Sort of yes and sort of yes.
To us, luxury is a product that is exclusive not because of the price tag, but because it is unique and handmade with high-quality materials. Of course, the price of an ethically produced item will always be higher than a massively produced one.
A recent survey showed that 50% of global consumers are willing to pay more for socially responsible products. The affluent-class wouldn't have too much to think about. The middle-class, on the other hand, would have much to consider.
Most middle-class people whom I have talked to, always insist: “I don’t have money for that”, statement to which I answer: “but, you're always shopping” and most, defensively answer: “yes, but I shop for cheap stuff”.
Because of industrialization and globalization, the middle-class is now used to more for less; and this has brought about a defensive feeling towards products that are even slightly more expensive than what they have been used to. These two changes made fast fashion possible and consequently created an obsessive culture of consumerism— where shopping is now a leisure activity and having excessive amounts of clothes is a sign of great financial status.
Why would someone buy a handmade bag for $200 when they can buy four for the same amount— and show off their massive closet— and go to work everyday wearing something different? "No brainer", someone ignorant to the effects of fast fashion would say.
People, I want to believe we are better than that. 
To the affluent: there’s no excuse.

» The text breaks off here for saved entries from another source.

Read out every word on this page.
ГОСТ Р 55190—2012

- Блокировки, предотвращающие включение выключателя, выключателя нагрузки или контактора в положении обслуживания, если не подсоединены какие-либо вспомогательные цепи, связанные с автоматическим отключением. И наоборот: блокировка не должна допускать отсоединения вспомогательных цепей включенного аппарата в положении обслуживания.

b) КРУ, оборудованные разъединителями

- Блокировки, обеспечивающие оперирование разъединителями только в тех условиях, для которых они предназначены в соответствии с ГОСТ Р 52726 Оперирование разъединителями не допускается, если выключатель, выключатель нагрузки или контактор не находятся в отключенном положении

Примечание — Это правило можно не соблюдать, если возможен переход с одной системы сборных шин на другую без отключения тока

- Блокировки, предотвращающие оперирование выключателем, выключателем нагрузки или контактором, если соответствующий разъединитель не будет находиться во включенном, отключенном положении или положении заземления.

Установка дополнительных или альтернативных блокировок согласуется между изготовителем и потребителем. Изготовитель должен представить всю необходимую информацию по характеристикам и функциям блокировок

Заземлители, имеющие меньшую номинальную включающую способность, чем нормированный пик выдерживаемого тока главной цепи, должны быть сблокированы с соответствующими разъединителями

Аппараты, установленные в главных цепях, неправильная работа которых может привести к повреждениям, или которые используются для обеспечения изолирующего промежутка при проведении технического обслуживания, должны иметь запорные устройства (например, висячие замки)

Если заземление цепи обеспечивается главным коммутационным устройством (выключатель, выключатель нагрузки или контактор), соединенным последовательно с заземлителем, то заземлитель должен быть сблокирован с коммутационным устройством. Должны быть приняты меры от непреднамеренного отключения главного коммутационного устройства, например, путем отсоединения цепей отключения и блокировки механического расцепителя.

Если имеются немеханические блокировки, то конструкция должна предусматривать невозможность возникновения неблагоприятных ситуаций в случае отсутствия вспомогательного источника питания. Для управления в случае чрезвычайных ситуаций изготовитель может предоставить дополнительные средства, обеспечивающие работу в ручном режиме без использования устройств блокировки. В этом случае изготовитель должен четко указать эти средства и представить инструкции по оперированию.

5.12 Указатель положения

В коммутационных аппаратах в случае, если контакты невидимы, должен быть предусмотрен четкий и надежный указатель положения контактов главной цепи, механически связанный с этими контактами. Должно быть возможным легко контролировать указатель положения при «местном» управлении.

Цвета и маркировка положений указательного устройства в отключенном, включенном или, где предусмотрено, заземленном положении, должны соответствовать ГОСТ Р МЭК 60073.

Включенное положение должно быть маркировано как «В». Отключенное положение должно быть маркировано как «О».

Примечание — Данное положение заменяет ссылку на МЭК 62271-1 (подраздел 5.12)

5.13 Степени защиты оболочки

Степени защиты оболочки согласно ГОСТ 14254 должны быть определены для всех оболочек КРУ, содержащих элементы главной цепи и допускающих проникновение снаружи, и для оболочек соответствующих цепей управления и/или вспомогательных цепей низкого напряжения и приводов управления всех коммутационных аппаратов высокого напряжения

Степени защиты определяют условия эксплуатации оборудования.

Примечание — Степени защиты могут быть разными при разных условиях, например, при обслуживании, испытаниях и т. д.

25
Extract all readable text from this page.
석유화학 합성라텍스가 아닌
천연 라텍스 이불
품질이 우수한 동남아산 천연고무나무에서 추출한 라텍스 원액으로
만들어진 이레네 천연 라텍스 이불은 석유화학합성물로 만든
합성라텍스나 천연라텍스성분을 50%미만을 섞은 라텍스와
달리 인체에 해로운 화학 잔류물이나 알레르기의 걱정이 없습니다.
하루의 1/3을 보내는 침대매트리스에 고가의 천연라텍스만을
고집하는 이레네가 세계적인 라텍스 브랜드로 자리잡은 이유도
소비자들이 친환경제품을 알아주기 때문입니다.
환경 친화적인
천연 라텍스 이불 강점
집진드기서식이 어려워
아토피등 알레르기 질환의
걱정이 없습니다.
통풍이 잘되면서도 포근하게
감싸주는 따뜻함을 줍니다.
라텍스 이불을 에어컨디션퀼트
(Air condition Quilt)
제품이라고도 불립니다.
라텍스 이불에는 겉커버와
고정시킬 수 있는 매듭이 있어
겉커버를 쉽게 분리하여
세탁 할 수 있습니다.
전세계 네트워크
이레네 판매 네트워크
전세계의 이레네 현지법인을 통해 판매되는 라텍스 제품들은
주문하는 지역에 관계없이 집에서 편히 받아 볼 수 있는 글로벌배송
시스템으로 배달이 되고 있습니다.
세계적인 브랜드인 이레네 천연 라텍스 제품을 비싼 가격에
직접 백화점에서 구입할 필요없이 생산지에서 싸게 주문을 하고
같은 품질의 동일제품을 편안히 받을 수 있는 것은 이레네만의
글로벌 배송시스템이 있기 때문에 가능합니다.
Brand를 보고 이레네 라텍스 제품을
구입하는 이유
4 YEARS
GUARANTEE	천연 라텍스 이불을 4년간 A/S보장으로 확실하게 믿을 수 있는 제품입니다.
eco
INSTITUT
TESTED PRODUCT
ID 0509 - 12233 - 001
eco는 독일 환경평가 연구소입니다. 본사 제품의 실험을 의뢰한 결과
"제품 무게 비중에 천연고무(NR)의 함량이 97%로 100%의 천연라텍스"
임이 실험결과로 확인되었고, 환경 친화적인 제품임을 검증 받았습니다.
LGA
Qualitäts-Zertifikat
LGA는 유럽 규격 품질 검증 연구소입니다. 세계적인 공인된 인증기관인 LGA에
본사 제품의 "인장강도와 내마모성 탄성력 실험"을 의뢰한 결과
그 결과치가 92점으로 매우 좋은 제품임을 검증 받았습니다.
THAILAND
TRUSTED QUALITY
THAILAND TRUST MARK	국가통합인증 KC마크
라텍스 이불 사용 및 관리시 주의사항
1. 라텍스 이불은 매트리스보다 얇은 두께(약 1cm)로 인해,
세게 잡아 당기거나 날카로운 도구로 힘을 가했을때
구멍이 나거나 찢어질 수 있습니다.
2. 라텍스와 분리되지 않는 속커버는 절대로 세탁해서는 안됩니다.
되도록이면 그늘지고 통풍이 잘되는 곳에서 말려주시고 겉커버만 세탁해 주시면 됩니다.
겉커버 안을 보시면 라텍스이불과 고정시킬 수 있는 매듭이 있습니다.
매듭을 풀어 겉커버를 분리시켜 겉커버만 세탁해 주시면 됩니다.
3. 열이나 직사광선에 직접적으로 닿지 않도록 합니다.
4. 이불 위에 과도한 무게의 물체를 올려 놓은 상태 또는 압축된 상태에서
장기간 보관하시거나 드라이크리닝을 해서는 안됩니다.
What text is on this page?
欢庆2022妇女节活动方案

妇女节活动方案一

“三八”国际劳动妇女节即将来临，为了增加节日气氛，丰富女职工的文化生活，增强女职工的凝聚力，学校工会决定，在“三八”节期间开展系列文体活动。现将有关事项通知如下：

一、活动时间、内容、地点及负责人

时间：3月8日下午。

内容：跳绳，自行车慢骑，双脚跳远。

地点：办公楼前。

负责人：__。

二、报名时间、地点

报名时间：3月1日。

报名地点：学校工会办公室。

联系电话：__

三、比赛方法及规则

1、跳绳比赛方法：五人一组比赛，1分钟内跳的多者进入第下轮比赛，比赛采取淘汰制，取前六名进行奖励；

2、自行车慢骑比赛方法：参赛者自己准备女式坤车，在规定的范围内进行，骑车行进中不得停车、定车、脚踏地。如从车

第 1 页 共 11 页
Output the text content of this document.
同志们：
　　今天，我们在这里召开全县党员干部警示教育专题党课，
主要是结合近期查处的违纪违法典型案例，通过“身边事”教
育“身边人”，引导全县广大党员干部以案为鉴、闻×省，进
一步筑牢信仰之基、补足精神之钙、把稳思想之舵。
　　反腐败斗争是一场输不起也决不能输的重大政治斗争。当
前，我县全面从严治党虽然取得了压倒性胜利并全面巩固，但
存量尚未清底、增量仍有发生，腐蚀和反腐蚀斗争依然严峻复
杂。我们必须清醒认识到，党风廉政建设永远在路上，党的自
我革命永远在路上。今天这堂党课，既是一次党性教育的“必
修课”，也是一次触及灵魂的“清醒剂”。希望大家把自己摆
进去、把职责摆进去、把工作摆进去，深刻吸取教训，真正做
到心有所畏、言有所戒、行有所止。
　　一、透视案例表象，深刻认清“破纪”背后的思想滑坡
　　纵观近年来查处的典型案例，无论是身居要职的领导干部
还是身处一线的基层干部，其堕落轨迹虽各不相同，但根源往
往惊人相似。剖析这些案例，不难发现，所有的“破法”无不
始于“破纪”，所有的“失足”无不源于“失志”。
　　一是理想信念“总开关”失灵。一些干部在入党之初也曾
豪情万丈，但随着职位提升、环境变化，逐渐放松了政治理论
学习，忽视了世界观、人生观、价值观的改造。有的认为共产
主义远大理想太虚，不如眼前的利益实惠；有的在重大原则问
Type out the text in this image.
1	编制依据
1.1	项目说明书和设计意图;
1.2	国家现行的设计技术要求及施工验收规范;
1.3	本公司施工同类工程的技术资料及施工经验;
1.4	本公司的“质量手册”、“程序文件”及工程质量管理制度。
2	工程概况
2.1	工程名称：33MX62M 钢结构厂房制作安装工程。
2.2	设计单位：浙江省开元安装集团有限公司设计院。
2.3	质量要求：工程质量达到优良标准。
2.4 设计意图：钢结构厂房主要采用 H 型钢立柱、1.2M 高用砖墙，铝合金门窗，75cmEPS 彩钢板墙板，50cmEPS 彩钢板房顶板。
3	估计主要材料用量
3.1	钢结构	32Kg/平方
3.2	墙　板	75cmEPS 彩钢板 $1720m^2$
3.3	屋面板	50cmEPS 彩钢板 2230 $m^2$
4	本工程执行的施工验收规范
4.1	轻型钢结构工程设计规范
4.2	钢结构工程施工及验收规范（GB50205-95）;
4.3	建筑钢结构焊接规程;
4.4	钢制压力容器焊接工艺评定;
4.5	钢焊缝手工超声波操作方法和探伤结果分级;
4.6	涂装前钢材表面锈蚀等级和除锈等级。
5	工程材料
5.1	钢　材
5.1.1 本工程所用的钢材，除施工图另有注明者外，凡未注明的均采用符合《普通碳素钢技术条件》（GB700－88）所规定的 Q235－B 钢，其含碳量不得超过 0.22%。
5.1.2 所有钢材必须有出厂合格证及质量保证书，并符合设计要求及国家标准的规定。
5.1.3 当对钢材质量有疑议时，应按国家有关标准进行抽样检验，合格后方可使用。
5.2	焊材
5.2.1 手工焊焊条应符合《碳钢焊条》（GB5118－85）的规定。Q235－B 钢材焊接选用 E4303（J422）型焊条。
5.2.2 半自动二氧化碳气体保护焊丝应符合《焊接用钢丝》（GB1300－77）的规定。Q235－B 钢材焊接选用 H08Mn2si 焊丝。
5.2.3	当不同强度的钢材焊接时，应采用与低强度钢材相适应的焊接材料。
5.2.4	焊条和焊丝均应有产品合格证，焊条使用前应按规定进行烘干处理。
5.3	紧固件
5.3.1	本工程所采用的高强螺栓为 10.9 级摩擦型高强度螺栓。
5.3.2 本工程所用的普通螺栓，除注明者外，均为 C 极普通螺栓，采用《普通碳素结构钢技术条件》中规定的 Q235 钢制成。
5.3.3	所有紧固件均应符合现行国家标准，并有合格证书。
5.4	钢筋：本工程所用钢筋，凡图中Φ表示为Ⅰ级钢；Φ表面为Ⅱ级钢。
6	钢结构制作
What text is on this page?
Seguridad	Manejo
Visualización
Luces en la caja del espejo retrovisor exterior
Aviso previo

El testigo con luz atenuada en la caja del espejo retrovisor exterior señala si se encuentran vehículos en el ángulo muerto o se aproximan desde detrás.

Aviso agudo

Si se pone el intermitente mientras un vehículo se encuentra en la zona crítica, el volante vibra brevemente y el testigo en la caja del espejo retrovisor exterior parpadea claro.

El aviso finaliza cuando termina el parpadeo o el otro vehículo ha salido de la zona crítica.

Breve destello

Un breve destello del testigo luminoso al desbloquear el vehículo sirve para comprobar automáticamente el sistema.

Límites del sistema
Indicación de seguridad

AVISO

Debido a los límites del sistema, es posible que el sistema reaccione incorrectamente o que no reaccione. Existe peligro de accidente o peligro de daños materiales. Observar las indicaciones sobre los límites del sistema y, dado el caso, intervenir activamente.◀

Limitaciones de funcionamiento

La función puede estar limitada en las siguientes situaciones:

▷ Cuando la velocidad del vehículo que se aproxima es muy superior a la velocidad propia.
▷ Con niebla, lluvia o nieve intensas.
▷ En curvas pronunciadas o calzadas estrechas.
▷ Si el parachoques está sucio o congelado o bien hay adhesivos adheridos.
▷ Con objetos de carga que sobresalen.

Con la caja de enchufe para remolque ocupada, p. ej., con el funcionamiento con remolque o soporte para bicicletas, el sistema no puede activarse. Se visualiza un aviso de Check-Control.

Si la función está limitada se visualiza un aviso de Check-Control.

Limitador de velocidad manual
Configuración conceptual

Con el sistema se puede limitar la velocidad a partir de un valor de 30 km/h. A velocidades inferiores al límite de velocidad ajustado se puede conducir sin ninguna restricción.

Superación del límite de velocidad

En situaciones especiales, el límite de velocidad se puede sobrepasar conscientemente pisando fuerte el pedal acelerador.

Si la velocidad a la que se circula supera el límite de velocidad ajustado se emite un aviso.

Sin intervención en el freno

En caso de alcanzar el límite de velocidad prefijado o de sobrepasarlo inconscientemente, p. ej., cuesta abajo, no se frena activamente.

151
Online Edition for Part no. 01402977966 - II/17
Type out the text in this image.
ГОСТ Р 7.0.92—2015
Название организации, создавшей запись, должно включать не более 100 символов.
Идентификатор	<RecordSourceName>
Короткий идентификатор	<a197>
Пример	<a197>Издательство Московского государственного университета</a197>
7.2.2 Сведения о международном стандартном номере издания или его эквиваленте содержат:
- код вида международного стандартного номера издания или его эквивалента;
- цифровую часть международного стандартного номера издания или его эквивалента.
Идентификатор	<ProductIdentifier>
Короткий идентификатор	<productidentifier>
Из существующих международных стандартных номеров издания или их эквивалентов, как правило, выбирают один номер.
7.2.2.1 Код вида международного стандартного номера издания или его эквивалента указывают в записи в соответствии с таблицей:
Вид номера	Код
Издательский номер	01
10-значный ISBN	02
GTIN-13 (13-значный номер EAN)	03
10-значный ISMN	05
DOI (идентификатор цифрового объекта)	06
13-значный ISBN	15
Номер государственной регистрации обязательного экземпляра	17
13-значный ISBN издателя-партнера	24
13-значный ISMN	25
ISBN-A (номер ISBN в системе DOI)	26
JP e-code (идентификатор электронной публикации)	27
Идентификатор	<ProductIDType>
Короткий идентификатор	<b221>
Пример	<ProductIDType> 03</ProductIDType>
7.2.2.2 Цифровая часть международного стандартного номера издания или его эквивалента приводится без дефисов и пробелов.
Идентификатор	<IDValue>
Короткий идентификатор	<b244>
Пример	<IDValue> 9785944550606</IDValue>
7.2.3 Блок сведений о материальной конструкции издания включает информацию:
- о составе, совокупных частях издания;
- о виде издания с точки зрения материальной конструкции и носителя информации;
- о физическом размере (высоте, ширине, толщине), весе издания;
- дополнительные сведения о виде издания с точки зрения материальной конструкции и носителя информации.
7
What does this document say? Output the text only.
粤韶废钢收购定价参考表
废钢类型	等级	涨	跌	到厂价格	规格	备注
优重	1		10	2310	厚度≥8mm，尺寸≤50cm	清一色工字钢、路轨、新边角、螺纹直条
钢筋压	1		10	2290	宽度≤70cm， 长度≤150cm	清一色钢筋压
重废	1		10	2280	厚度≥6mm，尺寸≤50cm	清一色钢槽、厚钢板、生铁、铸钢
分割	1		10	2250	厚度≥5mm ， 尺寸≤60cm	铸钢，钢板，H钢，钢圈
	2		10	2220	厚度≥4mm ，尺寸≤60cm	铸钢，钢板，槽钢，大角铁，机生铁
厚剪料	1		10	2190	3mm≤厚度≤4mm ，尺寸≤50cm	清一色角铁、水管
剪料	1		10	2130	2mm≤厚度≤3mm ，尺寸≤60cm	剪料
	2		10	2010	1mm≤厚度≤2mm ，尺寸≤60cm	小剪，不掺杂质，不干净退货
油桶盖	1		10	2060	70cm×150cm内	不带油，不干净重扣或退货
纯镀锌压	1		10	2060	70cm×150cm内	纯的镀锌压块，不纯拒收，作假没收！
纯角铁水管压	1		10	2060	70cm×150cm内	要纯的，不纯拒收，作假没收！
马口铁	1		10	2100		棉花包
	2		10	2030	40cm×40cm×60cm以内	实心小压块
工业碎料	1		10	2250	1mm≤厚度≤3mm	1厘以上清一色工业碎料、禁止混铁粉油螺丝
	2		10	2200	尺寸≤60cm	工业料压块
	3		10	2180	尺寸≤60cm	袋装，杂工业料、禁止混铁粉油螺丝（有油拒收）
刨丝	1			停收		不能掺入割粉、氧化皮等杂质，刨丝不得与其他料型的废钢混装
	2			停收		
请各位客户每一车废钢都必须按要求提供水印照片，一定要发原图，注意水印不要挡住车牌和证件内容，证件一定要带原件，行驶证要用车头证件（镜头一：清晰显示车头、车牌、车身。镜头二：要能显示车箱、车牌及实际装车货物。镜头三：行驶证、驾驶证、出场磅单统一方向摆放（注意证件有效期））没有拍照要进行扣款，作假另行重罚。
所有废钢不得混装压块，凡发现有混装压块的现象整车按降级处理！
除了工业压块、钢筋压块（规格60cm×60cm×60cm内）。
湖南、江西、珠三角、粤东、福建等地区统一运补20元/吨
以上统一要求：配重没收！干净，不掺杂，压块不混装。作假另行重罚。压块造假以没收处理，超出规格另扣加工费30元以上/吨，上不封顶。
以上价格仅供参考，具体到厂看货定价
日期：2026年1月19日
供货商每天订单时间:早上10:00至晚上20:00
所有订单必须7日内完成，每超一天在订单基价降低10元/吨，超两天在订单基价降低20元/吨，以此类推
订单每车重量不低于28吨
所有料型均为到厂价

None. If you think of one, please let me know. Bring it on!
To the middle-class: shop smarter, you don’t need 10 bags and 60 pairs of shoes. YOU DON’T! Who are you really trying to impress? Further, if someone is positively impressed by the amount of stuff someone possesses, they are not worth a minute of your time (unless you'd like to take on the challenge of positively influencing them*). Educate yourself both intellectually and spiritually and I promise, you will be able to afford anything you want; even though by then, you won’t want to.
Live a smart, luxurious lifestyle with less things and more experiences. There's no excuse.